Book by William I. Robinson; Johns Hopkins University Press, Baltimore, 2008, 440 pp.
Last year, UC Santa Barbara sociology professor William I. Robinson was in the news for having the temerity to criticize the Israeli military’s assault on Palestinian civilians in Gaza. Right-wing groups, including the Anti-Defamation League, orchestrated a campaign attacking Robinson with the implication that any criticism of Israel’s military abuses in the occupied territories equates to anti-Semitism.
His current volume, Latin America and Global Capitalism, is an important book for anyone interested in where our imperiled planet is headed. Robinson, author of the 1996 study of U.S. foreign aid, Promoting Polyarchy, is thorough in his overview of the direction capitalism has taken in Latin America since the 1970s. He uses research from years of work and sifts through data to map out how neoliberal trade agreements and other mechanisms of global commerce have increased profits for global elites, while deeply disrupting traditional patterns of life and balance with the natural world.
One glaring example of this that Robinson focuses on is the shift toward intensive farming of soy—which has massively displaced small farmers—and the production of dairy, fruit trees, horticulture, and other grains. Soy production is now much more profitable than food production for local consumption, leading to rising malnutrition rates in soy producing areas.
Plans for expansion of biofuel production, Robinson writes, "Could well obliterate small and medium producers and consolidate a new empire of corporate agribusiness, biotechnology, chemical and pharmaceutical TNCs [transnational corporations] in South America. The ecological devastation would undermine any gains in terms of a reduction in carbon-based fuels, and we would face a situation—absolutely absurd from any social logic yet consistent with the logic of capital—in which cars would replace human beings as the main consumers of world cereal output."

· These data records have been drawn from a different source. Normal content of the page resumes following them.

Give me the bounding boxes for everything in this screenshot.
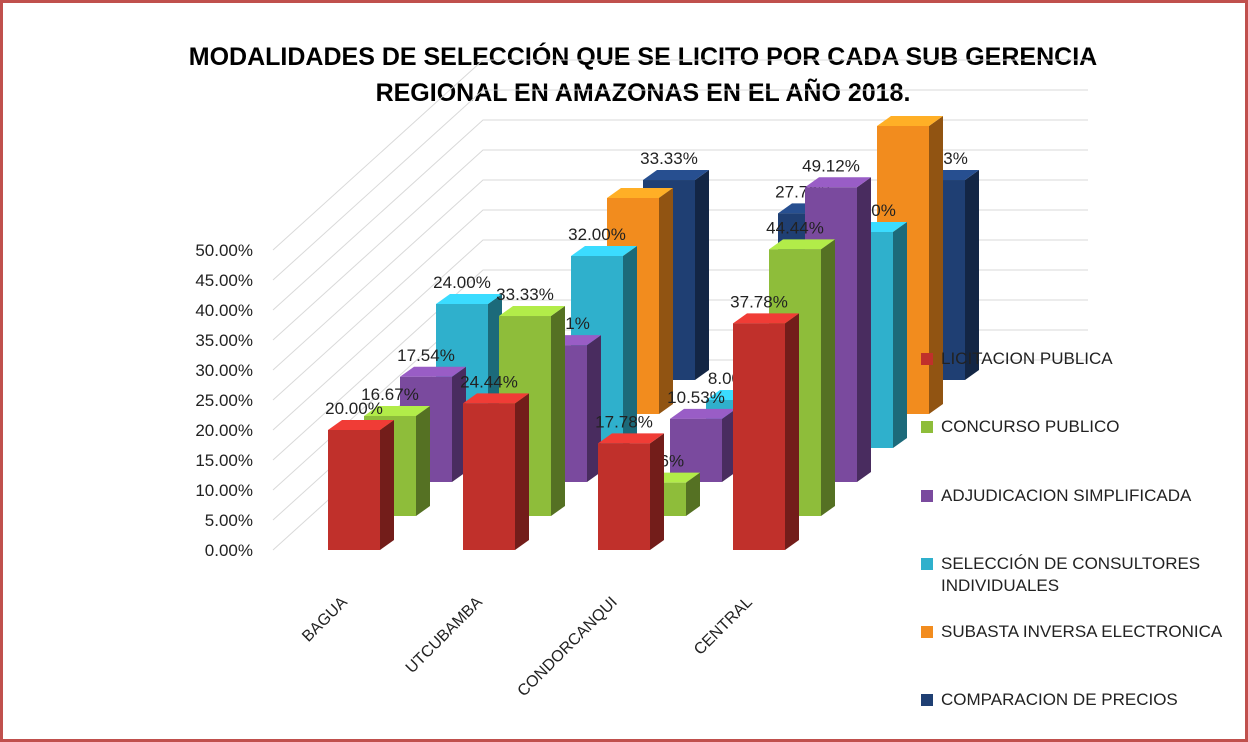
data-label: 17.54% <box>397 346 455 365</box>
data-label: 24.44% <box>460 372 518 391</box>
bar-top <box>733 313 799 324</box>
x-tick-label: CENTRAL <box>691 594 756 659</box>
bar-top <box>598 433 664 444</box>
bar-side <box>965 170 979 380</box>
data-label: 16.67% <box>361 385 419 404</box>
x-tick-label: BAGUA <box>299 594 351 646</box>
y-tick-label: 35.00% <box>195 331 253 350</box>
bar <box>463 403 515 550</box>
y-tick-label: 50.00% <box>195 241 253 260</box>
bar-top <box>769 239 835 250</box>
bar-top <box>436 294 502 304</box>
legend-swatch <box>921 558 933 570</box>
data-label: 17.78% <box>595 412 653 431</box>
bar-top <box>670 408 736 419</box>
bar-side <box>893 222 907 448</box>
legend-label: CONCURSO PUBLICO <box>941 417 1120 436</box>
legend-item: SUBASTA INVERSA ELECTRONICA <box>921 621 1245 643</box>
bar-side <box>650 433 664 550</box>
data-label: 10.53% <box>667 388 725 407</box>
legend-item: ADJUDICACION SIMPLIFICADA <box>921 485 1245 507</box>
bar-side <box>551 306 565 516</box>
legend-item: COMPARACION DE PRECIOS <box>921 689 1245 711</box>
x-tick-label: CONDORCANQUI <box>515 594 621 700</box>
bar-side <box>623 246 637 448</box>
legend-swatch <box>921 490 933 502</box>
y-tick-label: 15.00% <box>195 451 253 470</box>
bar-side <box>929 116 943 414</box>
legend-label: COMPARACION DE PRECIOS <box>941 690 1178 709</box>
legend-item: SELECCIÓN DE CONSULTORES INDIVIDUALES <box>921 553 1245 597</box>
y-tick-label: 40.00% <box>195 301 253 320</box>
y-tick-label: 20.00% <box>195 421 253 440</box>
data-label: 33.33% <box>496 285 554 304</box>
bar-side <box>452 366 466 482</box>
data-label: 37.78% <box>730 292 788 311</box>
bar-side <box>515 393 529 550</box>
bar-top <box>400 366 466 377</box>
bar-side <box>587 335 601 482</box>
legend-item: LICITACION PUBLICA <box>921 348 1245 370</box>
y-tick-label: 10.00% <box>195 481 253 500</box>
y-tick-label: 5.00% <box>205 511 253 530</box>
bar-side <box>380 420 394 550</box>
legend-swatch <box>921 421 933 433</box>
bar-top <box>463 393 529 404</box>
x-tick-label: UTCUBAMBA <box>403 594 486 677</box>
legend-label: SELECCIÓN DE CONSULTORES INDIVIDUALES <box>941 554 1201 595</box>
bar-side <box>659 188 673 414</box>
y-tick-label: 30.00% <box>195 361 253 380</box>
bar-side <box>722 408 736 482</box>
data-label: 33.33% <box>640 149 698 168</box>
data-label: 32.00% <box>568 225 626 244</box>
legend-label: SUBASTA INVERSA ELECTRONICA <box>941 622 1223 641</box>
bar-top <box>328 420 394 430</box>
bar-top <box>643 170 709 181</box>
legend-label: LICITACION PUBLICA <box>941 349 1113 368</box>
chart-title: MODALIDADES DE SELECCIÓN QUE SE LICITO P… <box>188 43 1098 107</box>
legend-swatch <box>921 626 933 638</box>
data-label: 24.00% <box>433 273 491 292</box>
bar-top <box>364 405 430 416</box>
y-tick-label: 0.00% <box>205 541 253 560</box>
data-label: 49.12% <box>802 156 860 175</box>
legend-item: CONCURSO PUBLICO <box>921 416 1245 438</box>
bar-side <box>416 405 430 516</box>
grid-line <box>272 59 1088 251</box>
bar-top <box>607 188 673 198</box>
bar-top <box>877 116 943 126</box>
bar-side <box>785 313 799 550</box>
data-label: 20.00% <box>325 399 383 418</box>
y-tick-label: 25.00% <box>195 391 253 410</box>
bar <box>328 430 380 550</box>
grid-line <box>272 89 1088 281</box>
chart: 0.00% 5.00% 10.00% 15.00% 20.00% 25.00% 30.00%… <box>195 59 1088 700</box>
bar <box>670 418 722 482</box>
bar-top <box>499 306 565 317</box>
bar <box>598 443 650 550</box>
bar <box>733 323 785 550</box>
legend-label: ADJUDICACION SIMPLIFICADA <box>941 486 1192 505</box>
legend-swatch <box>921 353 933 365</box>
bar-top <box>571 246 637 256</box>
bar-top <box>805 177 871 188</box>
bar-side <box>686 472 700 516</box>
y-tick-label: 45.00% <box>195 271 253 290</box>
bar-side <box>857 177 871 482</box>
data-label: 44.44% <box>766 218 824 237</box>
legend-swatch <box>921 694 933 706</box>
bar-side <box>695 170 709 380</box>
bar-side <box>821 239 835 517</box>
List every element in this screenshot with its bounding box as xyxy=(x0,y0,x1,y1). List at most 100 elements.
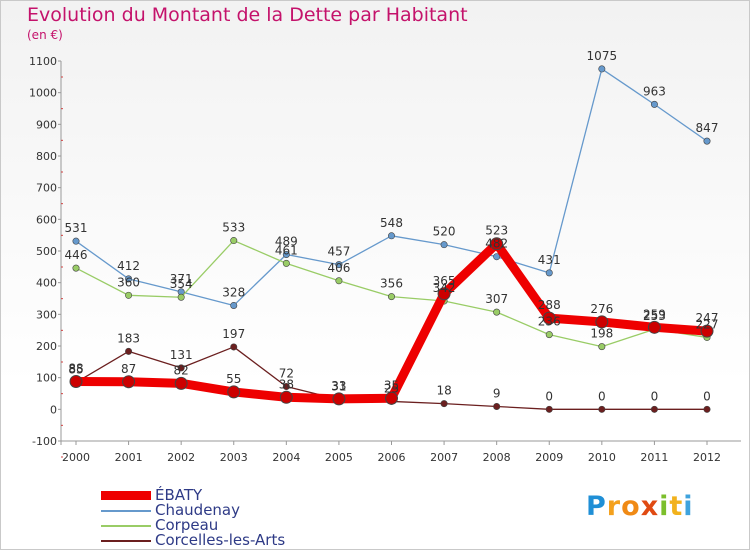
data-label: 131 xyxy=(170,348,193,362)
legend-swatch xyxy=(101,540,151,542)
data-point xyxy=(385,391,398,405)
series-line xyxy=(71,239,712,404)
data-label: 963 xyxy=(643,84,666,98)
data-point xyxy=(703,137,711,145)
logo-letter: o xyxy=(621,491,641,522)
data-label: 276 xyxy=(590,302,613,316)
data-label: 446 xyxy=(65,248,88,262)
data-label: 548 xyxy=(380,216,403,230)
data-label: 1075 xyxy=(587,49,618,63)
y-tick-label: 200 xyxy=(36,340,57,353)
data-point xyxy=(598,405,606,413)
data-label: 288 xyxy=(538,298,561,312)
y-tick-label: 500 xyxy=(36,245,57,258)
data-label: 457 xyxy=(327,245,350,259)
legend-swatch xyxy=(101,510,151,512)
data-label: 360 xyxy=(117,275,140,289)
series--baty xyxy=(69,237,714,406)
data-label: 0 xyxy=(651,389,659,403)
data-point xyxy=(122,375,136,389)
data-label: 847 xyxy=(696,121,719,135)
data-label: 236 xyxy=(538,315,561,329)
data-label: 85 xyxy=(68,362,83,376)
y-tick-label: -100 xyxy=(32,435,57,448)
data-label: 0 xyxy=(598,389,606,403)
logo-letter: i xyxy=(659,491,670,522)
series-corpeau xyxy=(72,237,711,351)
data-point xyxy=(387,293,395,301)
data-point xyxy=(542,311,556,325)
data-point xyxy=(490,237,504,251)
legend-label: Corpeau xyxy=(155,516,219,534)
data-label: 31 xyxy=(331,380,346,394)
data-point xyxy=(493,402,501,410)
y-tick-label: 300 xyxy=(36,308,57,321)
y-tick-label: 900 xyxy=(36,118,57,131)
chart-unit-label: (en €) xyxy=(27,28,63,42)
data-label: 253 xyxy=(643,309,666,323)
x-tick-label: 2000 xyxy=(62,451,90,464)
data-label: 356 xyxy=(380,277,403,291)
data-label: 35 xyxy=(384,378,399,392)
data-point xyxy=(703,405,711,413)
data-point xyxy=(230,301,238,309)
y-tick-label: 1100 xyxy=(29,55,57,68)
data-point xyxy=(437,287,451,301)
data-label: 259 xyxy=(643,307,666,321)
data-label: 0 xyxy=(545,389,553,403)
data-point xyxy=(69,374,83,388)
data-point xyxy=(440,241,448,249)
data-point xyxy=(230,343,238,351)
data-label: 307 xyxy=(485,292,508,306)
data-point xyxy=(230,237,238,245)
x-tick-label: 2006 xyxy=(378,451,406,464)
data-label: 365 xyxy=(433,274,456,288)
data-label: 461 xyxy=(275,243,298,257)
data-point xyxy=(335,261,343,269)
data-label: 18 xyxy=(436,384,451,398)
y-tick-label: 100 xyxy=(36,372,57,385)
data-point xyxy=(282,383,290,391)
data-point xyxy=(700,324,714,338)
data-label: 342 xyxy=(433,281,456,295)
data-point xyxy=(177,364,185,372)
data-label: 0 xyxy=(703,389,711,403)
data-label: 533 xyxy=(222,221,245,235)
y-tick-label: 1000 xyxy=(29,87,57,100)
data-label: 33 xyxy=(331,379,346,393)
data-point xyxy=(177,293,185,301)
x-tick-label: 2003 xyxy=(220,451,248,464)
data-point xyxy=(125,291,133,299)
x-tick-label: 2012 xyxy=(693,451,721,464)
logo-letter: r xyxy=(606,491,622,522)
data-label: 183 xyxy=(117,331,140,345)
y-tick-label: 600 xyxy=(36,213,57,226)
data-point xyxy=(595,315,609,329)
legend-label: ÉBATY xyxy=(155,486,203,504)
legend-swatch xyxy=(101,525,151,527)
logo-letter: t xyxy=(669,491,684,522)
data-point xyxy=(282,259,290,267)
data-point xyxy=(335,277,343,285)
y-tick-label: 0 xyxy=(50,403,57,416)
x-tick-label: 2001 xyxy=(115,451,143,464)
data-label: 406 xyxy=(327,261,350,275)
data-point xyxy=(125,275,133,283)
logo-letter: P xyxy=(586,491,607,522)
data-label: 72 xyxy=(279,367,294,381)
data-point xyxy=(598,343,606,351)
data-point xyxy=(125,347,133,355)
data-label: 82 xyxy=(174,363,189,377)
data-label: 87 xyxy=(121,362,136,376)
data-point xyxy=(493,253,501,261)
data-label: 25 xyxy=(384,381,399,395)
data-point xyxy=(545,405,553,413)
data-label: 55 xyxy=(226,372,241,386)
chart-title: Evolution du Montant de la Dette par Hab… xyxy=(27,4,468,26)
legend-label: Corcelles-les-Arts xyxy=(155,531,286,549)
data-label: 354 xyxy=(170,277,193,291)
data-label: 328 xyxy=(222,285,245,299)
data-label: 88 xyxy=(68,361,83,375)
logo-letter: x xyxy=(640,491,660,522)
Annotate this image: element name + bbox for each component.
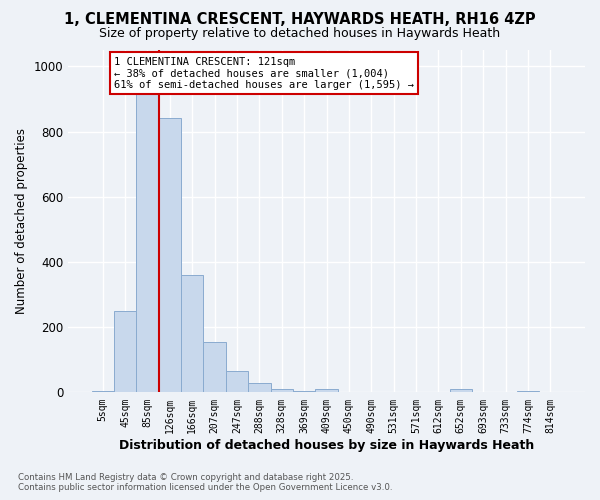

In addition to these new agro-exports, Latin America and Global Capitalism describes the spread of maquiladoras, the transnational tourist industry, exported labor, and remittances from abroad sent home. In an argument he also develops in his 2004 study A Theory of Global Capitalism: Production, Class, and State in a Transnational World, Robinson argues that a new transnational capitalist class has squeezed out more nationally-based capitalists in Latin America: "These new transnationally oriented economic groups and political elites captured state power in country after country during the 1980s and 1990s and used that power to integrate their countries into the emerging global economy and society. They are the manifest agents of capitalist globalization in Latin America."
Robinson makes no bones about being a politically engaged academic, or of shaping his thorough, rigorous work with the intent of it being useful for popular progressive struggles. His sentiments are clearly with the indigenous resistance movements he chronicles in Latin America, as well as the immigrants’ rights movement in the United States, and the continuing Bolivarian revolution in Venezuela.